Liam decided not to proceed this way.

Peeking through the fabric panels of the French doors, the scene had changed from the waiting room to the interior of his aunt’s house. The ladder had become the pull-down attic stairs.

Before the waker could assess his lucidity, or tear an encrusted eyelid from his pillowcase, he saw her dash up the slatted attic steps like a whitish bat! Paralyzed, he listened for feet to land on the cracking timbers above, but the blow did not come.

What he had seen, in full possession of his wits, was not an infirm woman or wafting ghost. Some burly someone—a matronly cross-dresser—was in his house and charging up the collapsible stairs, and with thundering steps so close and fast together he could imagine no human producing them!

A lull in the wind amplified the quiet that rushed back on these booming blows, yet the resident could not dispense with the paroxysm. Courage was gathered and he crept with trepidation into the unlit hall. Should whoever shot up these attic steps see better than he, it was likely this person stood in the open hatch and stared down at him.
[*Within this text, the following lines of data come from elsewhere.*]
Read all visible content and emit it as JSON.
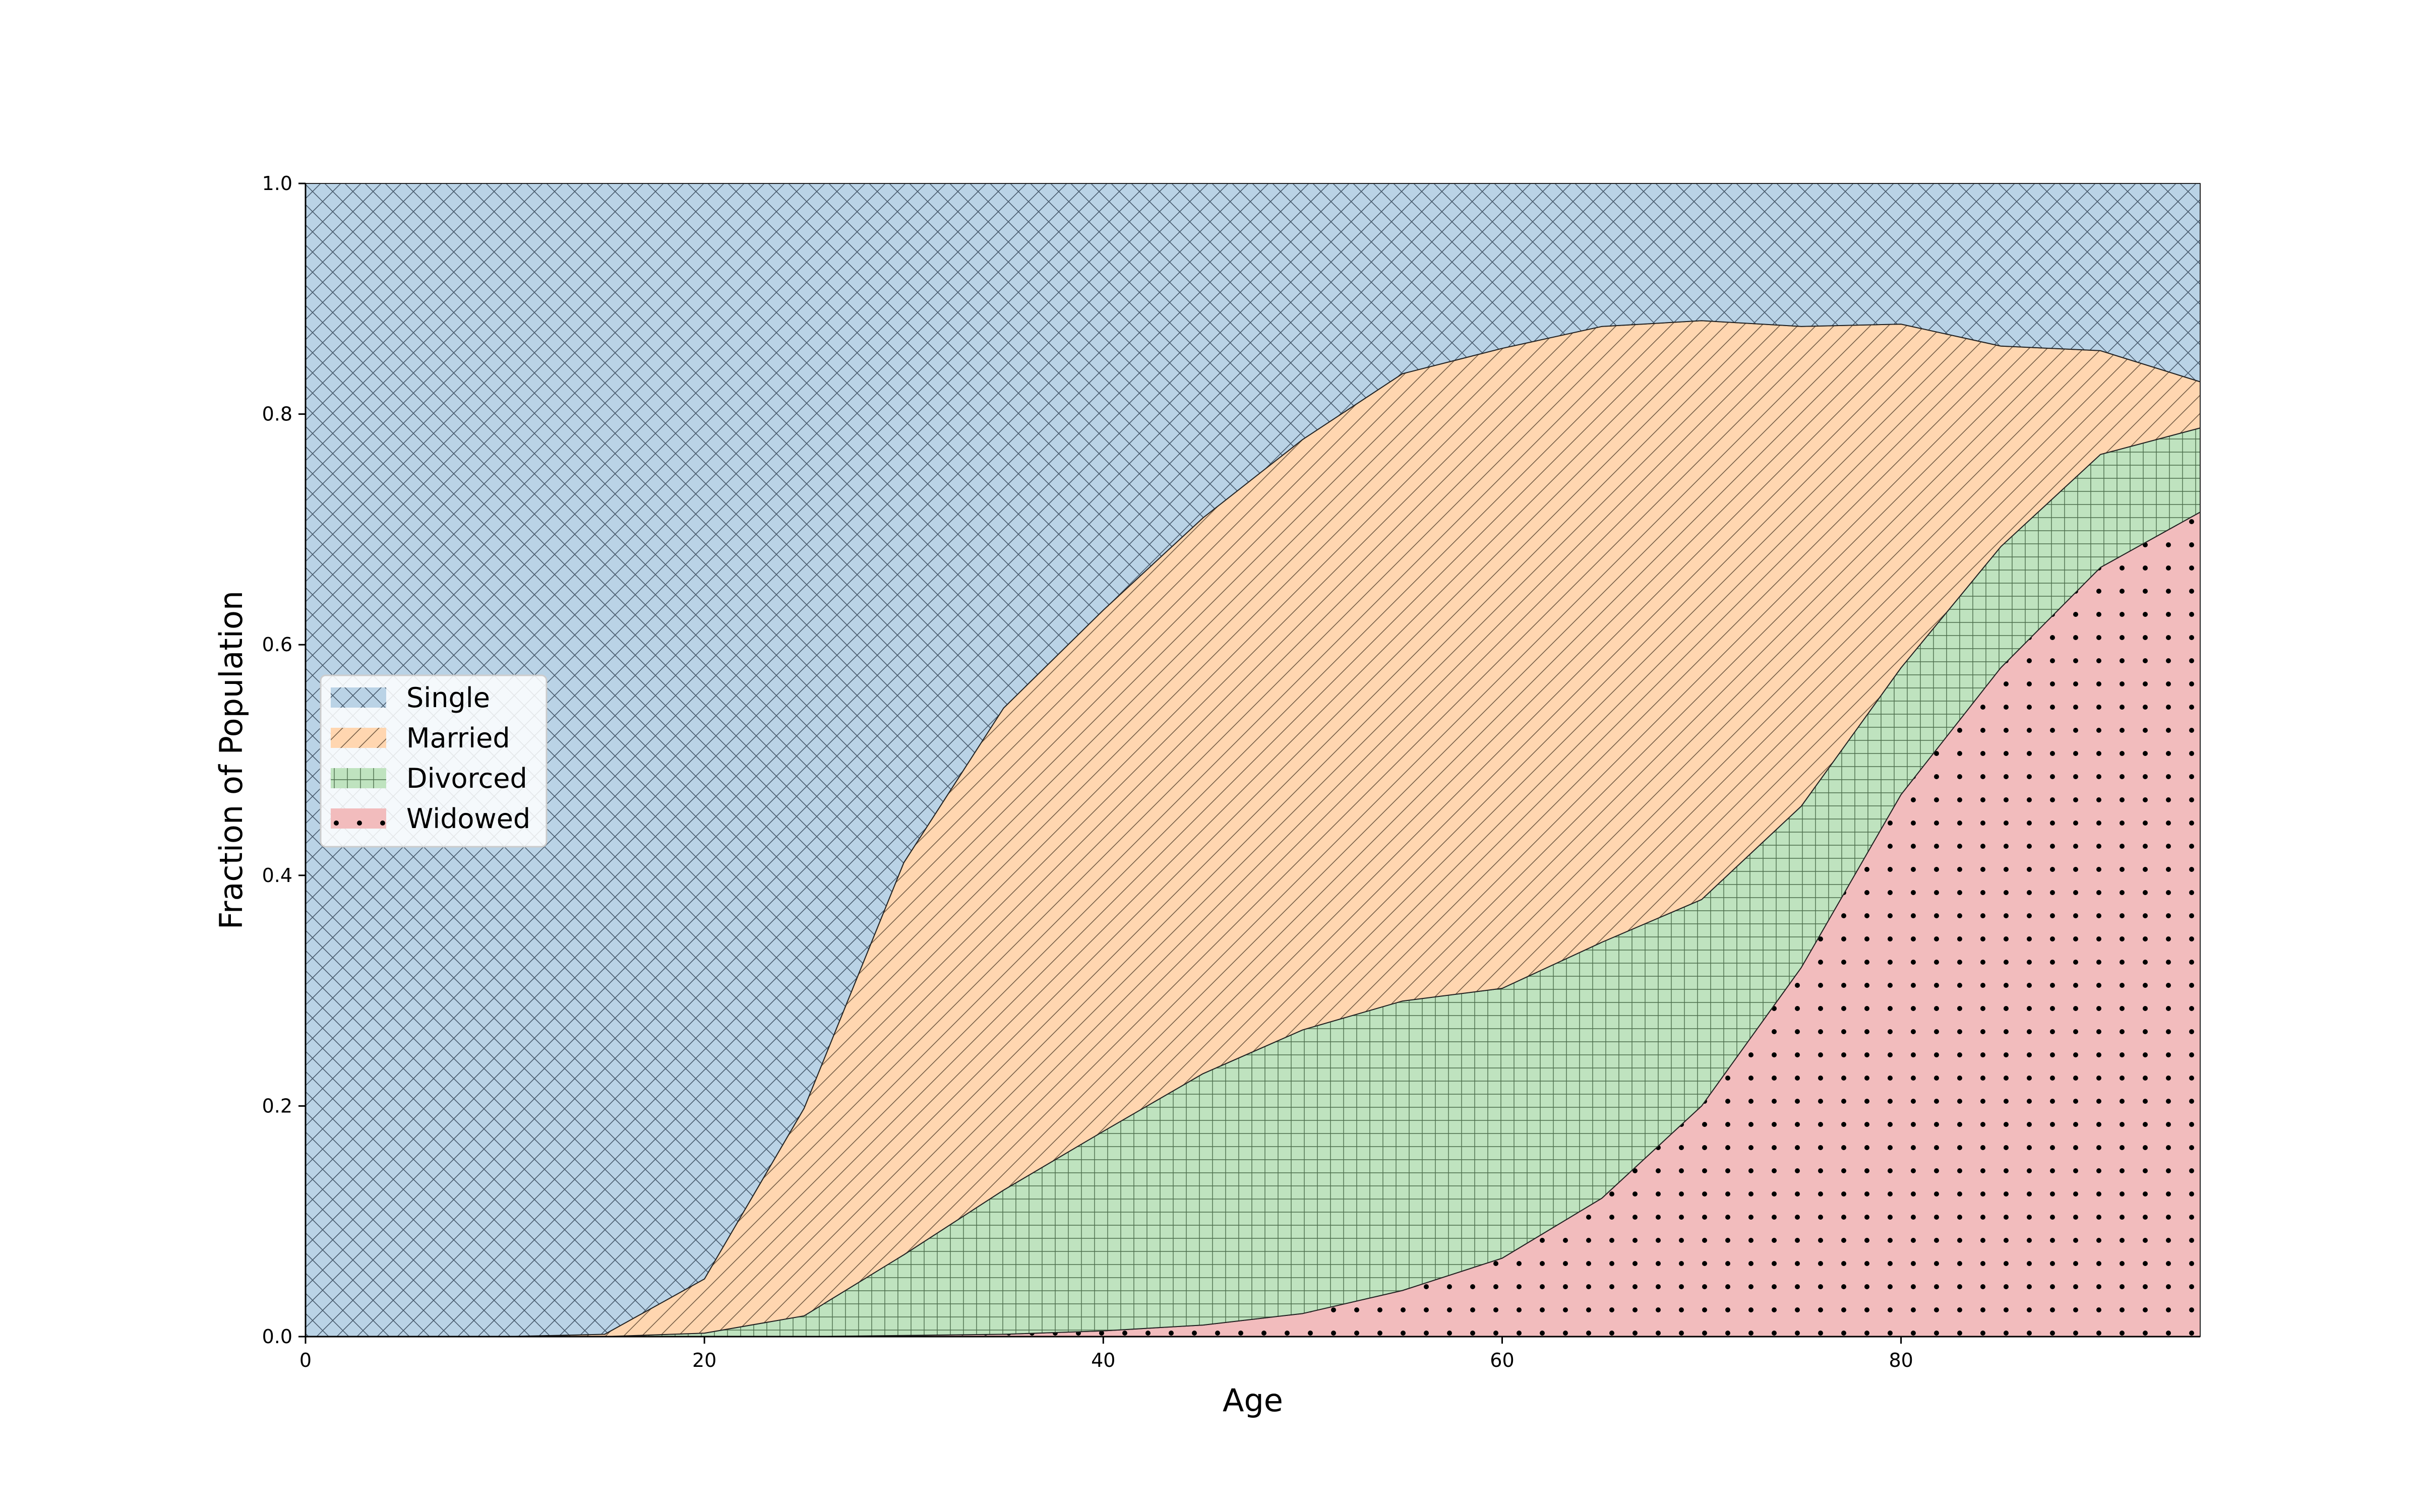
{
  "chart_data": {
    "type": "area",
    "stacked": true,
    "xlabel": "Age",
    "ylabel": "Fraction of Population",
    "xlim": [
      0,
      95
    ],
    "ylim": [
      0,
      1
    ],
    "x_ticks": [
      0,
      20,
      40,
      60,
      80
    ],
    "y_ticks": [
      0.0,
      0.2,
      0.4,
      0.6,
      0.8,
      1.0
    ],
    "grid": false,
    "legend_position": "center-left",
    "x": [
      0,
      5,
      10,
      15,
      20,
      25,
      30,
      35,
      40,
      45,
      50,
      55,
      60,
      65,
      70,
      75,
      80,
      85,
      90,
      95
    ],
    "series": [
      {
        "name": "Widowed",
        "color": "#d62728",
        "hatch": "dots",
        "values": [
          0.0,
          0.0,
          0.0,
          0.0,
          0.0,
          0.0,
          0.001,
          0.002,
          0.005,
          0.01,
          0.02,
          0.04,
          0.068,
          0.12,
          0.2,
          0.32,
          0.47,
          0.58,
          0.667,
          0.715
        ]
      },
      {
        "name": "Divorced",
        "color": "#2ca02c",
        "hatch": "grid",
        "values": [
          0.0,
          0.0,
          0.0,
          0.0,
          0.003,
          0.018,
          0.07,
          0.125,
          0.173,
          0.218,
          0.246,
          0.251,
          0.234,
          0.222,
          0.179,
          0.14,
          0.11,
          0.105,
          0.098,
          0.073
        ]
      },
      {
        "name": "Married",
        "color": "#ff7f0e",
        "hatch": "diagonal",
        "values": [
          0.0,
          0.0,
          0.0,
          0.002,
          0.047,
          0.18,
          0.34,
          0.418,
          0.452,
          0.482,
          0.512,
          0.544,
          0.555,
          0.534,
          0.502,
          0.416,
          0.298,
          0.174,
          0.09,
          0.04
        ]
      },
      {
        "name": "Single",
        "color": "#1f77b4",
        "hatch": "crosshatch",
        "values": [
          1.0,
          1.0,
          1.0,
          0.998,
          0.95,
          0.802,
          0.589,
          0.455,
          0.37,
          0.29,
          0.222,
          0.165,
          0.143,
          0.124,
          0.119,
          0.124,
          0.122,
          0.141,
          0.145,
          0.172
        ]
      }
    ],
    "legend_order": [
      "Single",
      "Married",
      "Divorced",
      "Widowed"
    ]
  }
}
He dared to grope the treads of the ladder, though in search for the tread that gave way under his foot previously. It was in the same relative position that he left it. Had someone stormed up this ladder as fiercely as he supposed, then they would have met with this shattered step and lost their footing. The tread, should it remain attached, would be dangling by a nail, but nothing like this was discovered.

Relieved that his experience was merely a vile specimen of a nightmare, Liam stopped by the bathroom and turned on the overhead light. He was alarmed to see a white film over everything, and had forgot about the sodium chloride rubbed over his eyes. Washing them clear, he wondered if he had been sleeping with his eyes open.

The resident returned to bed with apprehension, yet was swiftly returned to sleep. First his mind was severed from the dream remnant and its queer, disassembled logic, and then his body from the sheet that tethered it, and him, to the undone bed.